By her campaign’s estimates, “One-fifth of the incarcerated population – or 456,000 people – is serving time for a drug charge while another 1.15 million are on probation and parole for drug-related offenses. Marijuana arrests account for over 50% of all drug arrests. Of the 8.2 million marijuana arrests between 2001 and 2010, 88% were for simple marijuana possession. Worse, despite roughly equal usage rates, Black people are about four times more likely than white people to be arrested for marijuana.”
Lara Bazelon, a law professor and the former director of the Loyola Law School Project for the Innocent in Los Angeles, detailed a long list of Harris’ wrongful convictions and habit of withholding evidence in high-profile cases.
In 1999, George Gage — prosecuted by Harris — was convicted of sexual abuse on the sole testimony of his stepdaughter.
“Afterward, the judge discovered that the prosecutor had unlawfully held back potentially exculpatory evidence, including medical reports indicating that the stepdaughter had repeatedly been untruthful with law enforcement,” Bazelon wrote.
According to Bazelon, “That case is not an outlier. Ms. Harris also fought to keep Daniel Larsen in prison on a 28-year-to-life sentence for possession of a concealed weapon even though his trial lawyer was incompetent and there was compelling evidence of his innocence. She also defended Johnny Baca’s conviction for murder even though judges found a prosecutor presented false testimony at the trial. She only relented after a video of the oral argument received national attention and embarrassed her office.”
Harris objected when Kevin Cooper, convicted of four murders in 1983, sought DNA tests to prove his innocence, but then reversed her position in 2018. Cooper is still on death row, but earlier this year California Gov. Jerry Newsom ordered the DNA testing done.
Prioritizing children and child abuse is also an about-face for Harris. In April, Harris apologized for her push to prosecute the parents of chronically truant children while she was California attorney general.

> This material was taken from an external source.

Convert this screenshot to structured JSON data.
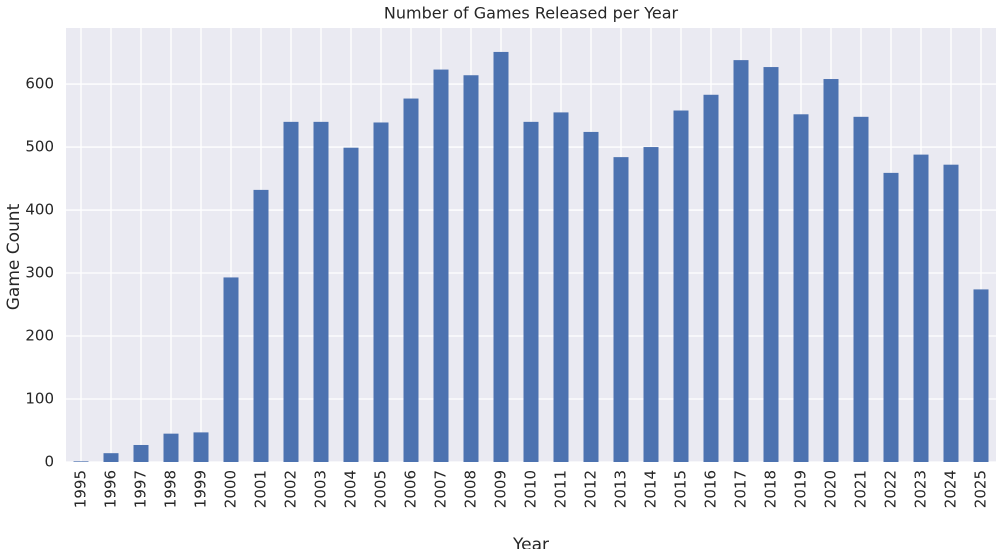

According to her campaign website, “As a new lawyer, Kamala specialized in prosecuting individuals charged with sexually assaulting children. As District Attorney, she advocated for legislation to make human trafficking a felony offense.”
But California victims of sexual abuse at the hands of the Roman Catholic Church told The Intercept in June that Harris did “absolutely nothing” to help them while she was a district attorney in the Bay Area. In an update from the Associated Press, local lawyers confirmed the victims’ story.
Despite consistently favorable coverage from left-leaning news sites including CNN, MSNBC and The Washington Post, many of which originally predicted Harris as a frontrunner, Harris has steadily declined in the polls. She tanked 13 percentage points since July according to a new September poll from NBC/The Wall Street Journal.
She now hovers around 5 percent in fifth place behind Pete Buttigieg at 7 percent, Bernie Sanders at 14 percent, Elizabeth Warren at 25 percent and Joe Biden in the lead at 31 percent.